Au siège de la coordination de la Basse Côte, les sages ont exprimé leur satisfaction suite à la visite du ministre Khalifa Gassama Diaby. "Nous sommes venus prendre des conseils et solliciter des prières. Notre pays a atteint le seuil de l'incivisme, ce qui est une menace contre la paix.  Nous sommes là dans l'espoir d'avoir le soutien des citoyens de la Basse Côte", dira-t-il dans son intervention.

En réponse, le président de la coordination de la Basse Côte, Elhadj Mouctar Sylla,  a exprimé sa satisfaction du fait que le ministre se bat  pour "l'unité du peuple de Guinée". Il a promis l'implication de tous les sages de cette région pour la réussite de l'initiative du ministre Gassama.  "Les sages  se réuniront pour mettre fin à l'incivisme et œuvrer pour le respect de l'autorité de l'Etat", a-t-il promis.

De son côté, le président de la Coordination de la Haute Guinée a abordé dans le même sens. "Je suis venu demander bénédiction, conseils et accompagnement", a souligné le ministre qui, dans son speech a rappelé à l'assistance que "la loi doit être respectée par tout le monde. La loi n'a pas d'yeux car si tu mets d'yeux elle ne devient plus une loi".

Pour saluer cette initiative du ministre, le sage de la Haute Guinée dira que "la société guinéenne est désordonnée: chacun fait ce qu'il veut, où il veut et n'a de compte à rendre à personne. Les sages vont faire entendre leur voix vue l'écoute dont ils bénéficient au sein de la société guinéenne. Si nous ne mettons pas à cette dynamique de désordre public, il n'y aura pas de paix".

Enfin, explique-t-il, "si nous soyons tous des Guinéens sans distinction, la Guinée va aller de l'avant".

Par ailleurs, le président de la coordination Halli Pular a apporté tout son soutien et son accompagnement  à cette initiative citoyenne du ministre Gassama Diaby. "Gassama c'est mon fils à travers sa conception des choses. Il est venu ici je me suis senti en lui. J'ai vu en lui un homme, un responsable qui aime son pays, qui est jaloux de l'organisation de son pays", déclare Elhadj Saïkou Yaya Barry.

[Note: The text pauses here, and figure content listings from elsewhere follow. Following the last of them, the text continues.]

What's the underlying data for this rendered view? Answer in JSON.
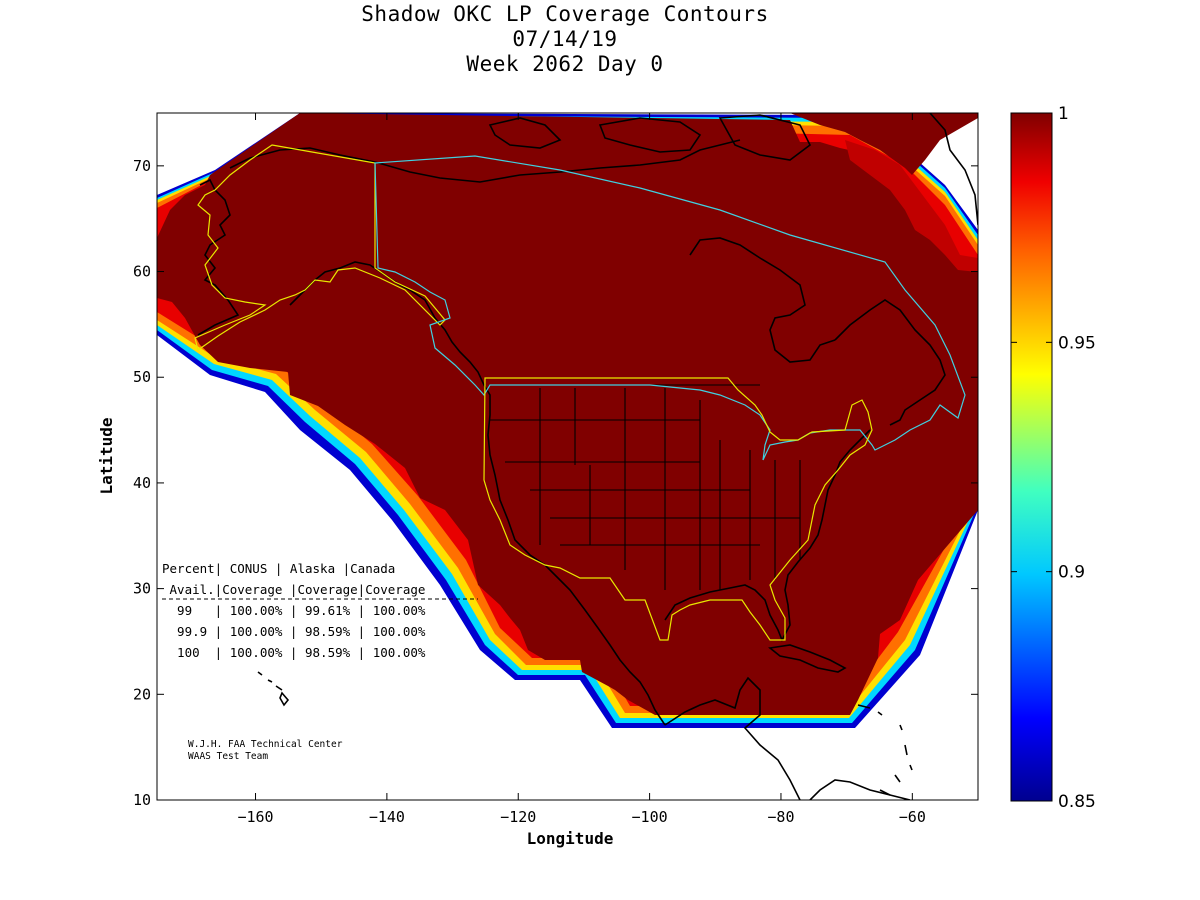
{
  "title": {
    "line1": "Shadow OKC LP Coverage Contours",
    "line2": "07/14/19",
    "line3": "Week 2062 Day 0"
  },
  "chart_data": {
    "type": "heatmap",
    "xlabel": "Longitude",
    "ylabel": "Latitude",
    "xlim": [
      -175,
      -50
    ],
    "ylim": [
      10,
      75
    ],
    "xticks": [
      -160,
      -140,
      -120,
      -100,
      -80,
      -60
    ],
    "yticks": [
      10,
      20,
      30,
      40,
      50,
      60,
      70
    ],
    "colorbar": {
      "range": [
        0.85,
        1
      ],
      "ticks": [
        0.85,
        0.9,
        0.95,
        1
      ],
      "tick_labels": [
        "0.85",
        "0.9",
        "0.95",
        "1"
      ]
    },
    "coverage_table": {
      "header1": "Percent| CONUS   | Alaska |Canada",
      "header2": " Avail.|Coverage |Coverage|Coverage",
      "rows": [
        "  99   | 100.00% | 99.61% | 100.00%",
        "  99.9 | 100.00% | 98.59% | 100.00%",
        "  100  | 100.00% | 98.59% | 100.00%"
      ]
    },
    "credit": {
      "line1": "W.J.H. FAA Technical Center",
      "line2": "WAAS Test Team"
    },
    "colors": {
      "full_coverage": "#800000",
      "gradient": [
        "#800000",
        "#c00000",
        "#ff0000",
        "#ff8000",
        "#ffff00",
        "#00ffff",
        "#0080ff",
        "#0000ff",
        "#000080"
      ],
      "service_boundary": "#e8e800",
      "canada_boundary": "#40d0e0",
      "coastline": "#000000"
    }
  }
}
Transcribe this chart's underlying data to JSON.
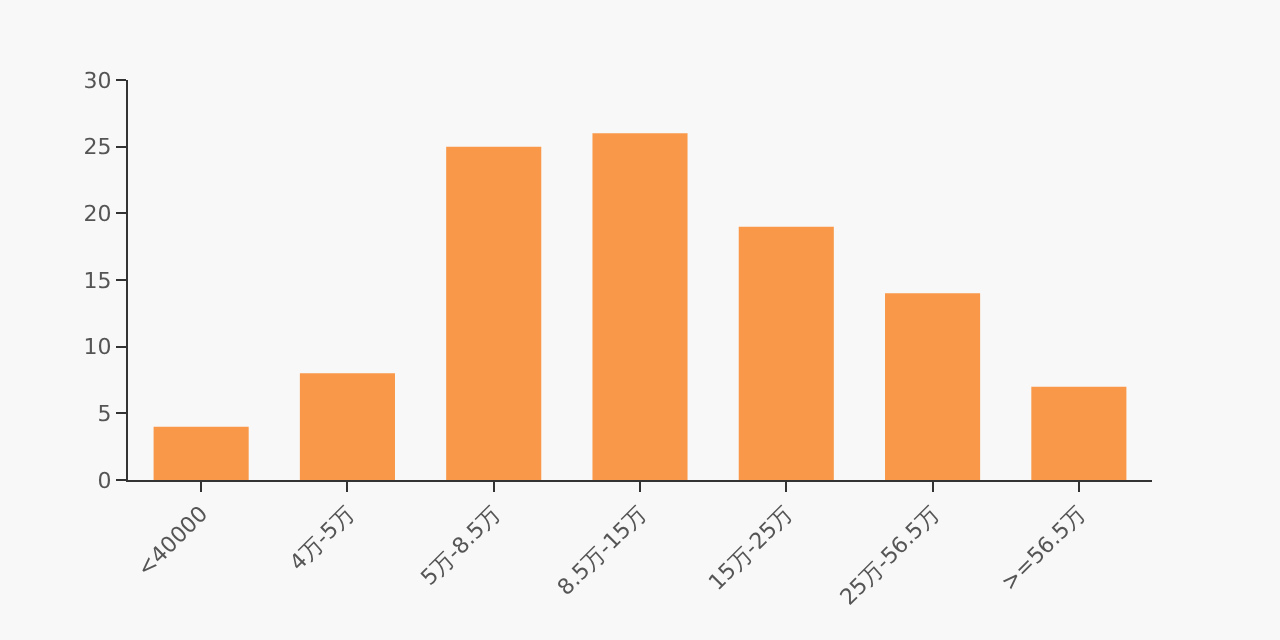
{
  "chart_data": {
    "type": "bar",
    "categories": [
      "<40000",
      "4万-5万",
      "5万-8.5万",
      "8.5万-15万",
      "15万-25万",
      "25万-56.5万",
      ">=56.5万"
    ],
    "values": [
      4,
      8,
      25,
      26,
      19,
      14,
      7
    ],
    "color": "#f89848",
    "ylim": [
      0,
      30
    ],
    "yticks": [
      0,
      5,
      10,
      15,
      20,
      25,
      30
    ],
    "grid": false
  }
}
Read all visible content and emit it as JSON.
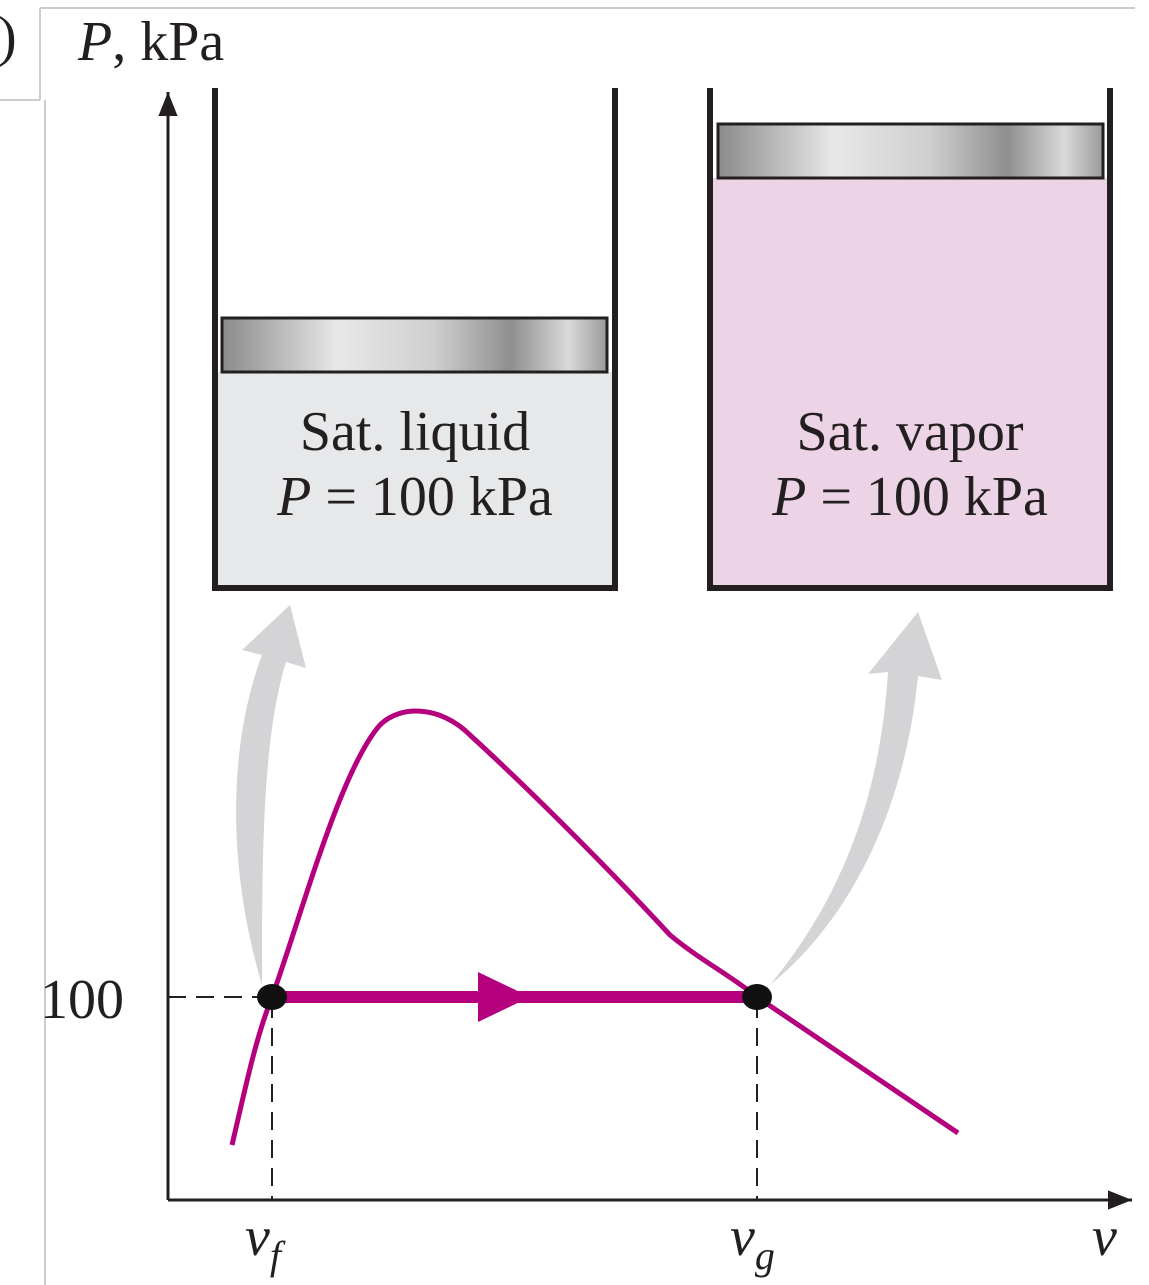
{
  "figure_fragment": ")",
  "axes": {
    "y_label": {
      "symbol": "P",
      "unit": ", kPa"
    },
    "y_tick": "100",
    "x_ticks": [
      {
        "symbol": "v",
        "subscript": "f"
      },
      {
        "symbol": "v",
        "subscript": "g"
      }
    ],
    "x_label": "v"
  },
  "states": [
    {
      "name": "Sat. liquid",
      "pressure": {
        "symbol": "P",
        "text": " = 100 kPa"
      }
    },
    {
      "name": "Sat. vapor",
      "pressure": {
        "symbol": "P",
        "text": " = 100 kPa"
      }
    }
  ]
}
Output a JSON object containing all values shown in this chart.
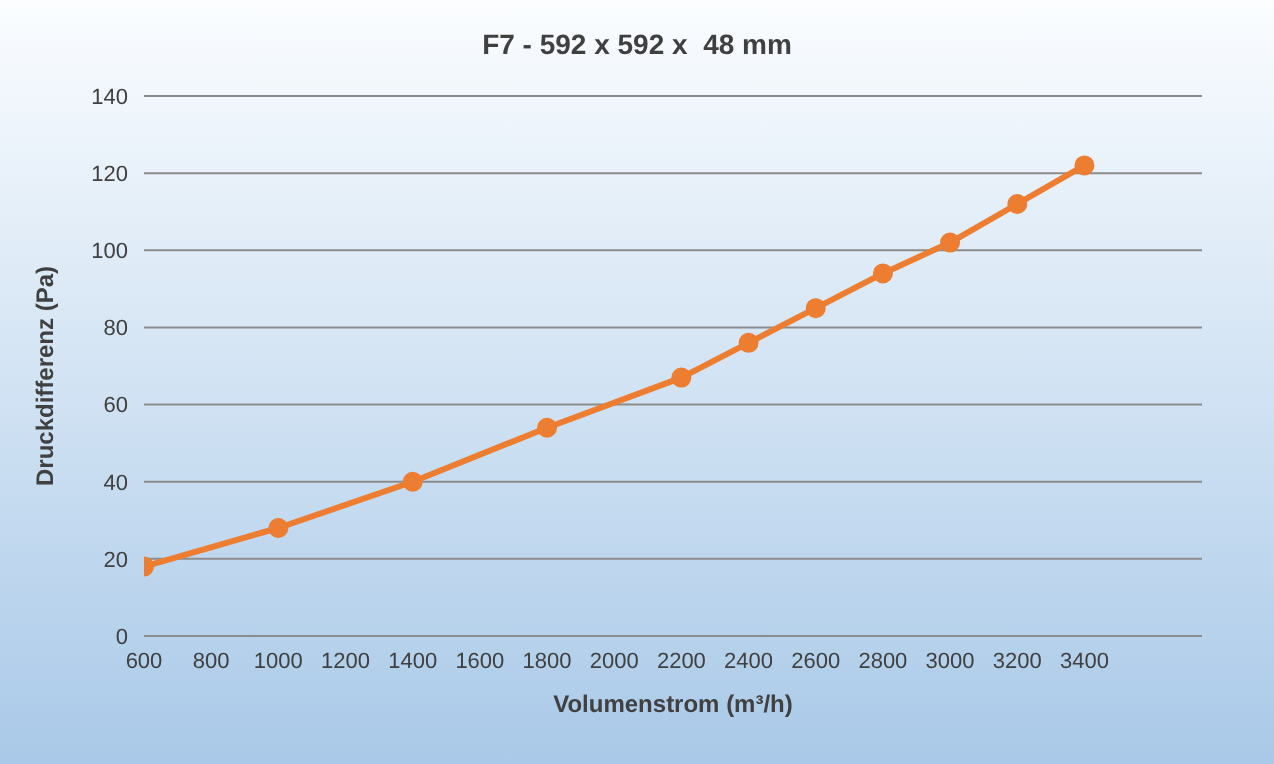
{
  "chart_data": {
    "type": "line",
    "title": "F7 - 592 x 592 x  48 mm",
    "xlabel": "Volumenstrom (m³/h)",
    "ylabel": "Druckdifferenz (Pa)",
    "x": [
      600,
      1000,
      1400,
      1800,
      2200,
      2400,
      2600,
      2800,
      3000,
      3200,
      3400
    ],
    "series": [
      {
        "color": "#ed7d31",
        "values": [
          18,
          28,
          40,
          54,
          67,
          76,
          85,
          94,
          102,
          112,
          122
        ]
      }
    ],
    "xlim": [
      600,
      3750
    ],
    "xticks": [
      600,
      800,
      1000,
      1200,
      1400,
      1600,
      1800,
      2000,
      2200,
      2400,
      2600,
      2800,
      3000,
      3200,
      3400
    ],
    "ylim": [
      0,
      140
    ],
    "yticks": [
      0,
      20,
      40,
      60,
      80,
      100,
      120,
      140
    ],
    "grid": "y",
    "legend": false,
    "marker": "circle",
    "line_style": "solid"
  }
}
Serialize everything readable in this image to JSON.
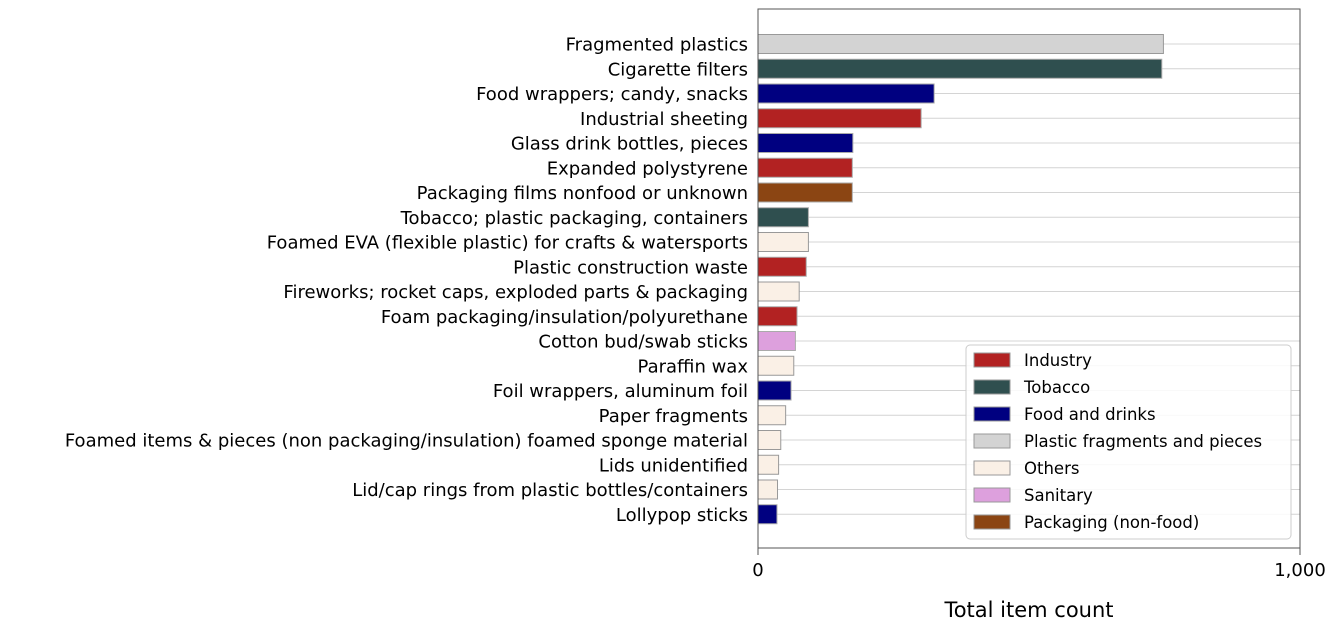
{
  "chart_data": {
    "type": "bar",
    "orientation": "horizontal",
    "xlabel": "Total item count",
    "ylabel": "",
    "title": "",
    "xlim": [
      0,
      1000
    ],
    "xticks": [
      0,
      1000
    ],
    "xtick_labels": [
      "0",
      "1,000"
    ],
    "grid": "horizontal lines at each bar",
    "legend_position": "lower-right",
    "groups": [
      {
        "name": "Industry",
        "color": "#b22222"
      },
      {
        "name": "Tobacco",
        "color": "#2f4f4f"
      },
      {
        "name": "Food and drinks",
        "color": "#000080"
      },
      {
        "name": "Plastic fragments and pieces",
        "color": "#d3d3d3"
      },
      {
        "name": "Others",
        "color": "#faf0e6"
      },
      {
        "name": "Sanitary",
        "color": "#dda0dd"
      },
      {
        "name": "Packaging (non-food)",
        "color": "#8b4513"
      }
    ],
    "categories": [
      "Fragmented plastics",
      "Cigarette filters",
      "Food wrappers; candy, snacks",
      "Industrial sheeting",
      "Glass drink bottles, pieces",
      "Expanded polystyrene",
      "Packaging films nonfood or unknown",
      "Tobacco; plastic packaging, containers",
      "Foamed EVA (flexible plastic) for crafts & watersports",
      "Plastic construction waste",
      "Fireworks; rocket caps, exploded parts & packaging",
      "Foam packaging/insulation/polyurethane",
      "Cotton bud/swab sticks",
      "Paraffin wax",
      "Foil wrappers, aluminum foil",
      "Paper fragments",
      "Foamed items & pieces (non packaging/insulation) foamed sponge material",
      "Lids unidentified",
      "Lid/cap rings from plastic bottles/containers",
      "Lollypop sticks"
    ],
    "values": [
      748,
      745,
      325,
      301,
      175,
      174,
      174,
      93,
      93,
      89,
      76,
      72,
      69,
      66,
      61,
      51,
      42,
      38,
      36,
      35
    ],
    "category_groups": [
      "Plastic fragments and pieces",
      "Tobacco",
      "Food and drinks",
      "Industry",
      "Food and drinks",
      "Industry",
      "Packaging (non-food)",
      "Tobacco",
      "Others",
      "Industry",
      "Others",
      "Industry",
      "Sanitary",
      "Others",
      "Food and drinks",
      "Others",
      "Others",
      "Others",
      "Others",
      "Food and drinks"
    ]
  }
}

Cependant, déplore-t-il, son département manque de financement  pour ses objectifs. "La SENACIP signifie la paix, l'amour du prochain. Cette importante initiative qu'il a eue doit rassembler tous les Guinéens. Quand on est bon citoyen on fait faire  du bien, on ne blesse pas son voisin, on ne perturbe pas non plus son sommeil. On doit faire ce que dit la Constitution. Nous allons l'accompagner par des bénédictions".

Si le Chef de l'Etat et le gouvernement respectent la loi, il n'y a pas de raison que les citoyens ne la respectent pas, insinue la notabilité Halli Pular. Avant d'ajouter que le développement ne se fera pas dans l'anarchie et dans le désordre.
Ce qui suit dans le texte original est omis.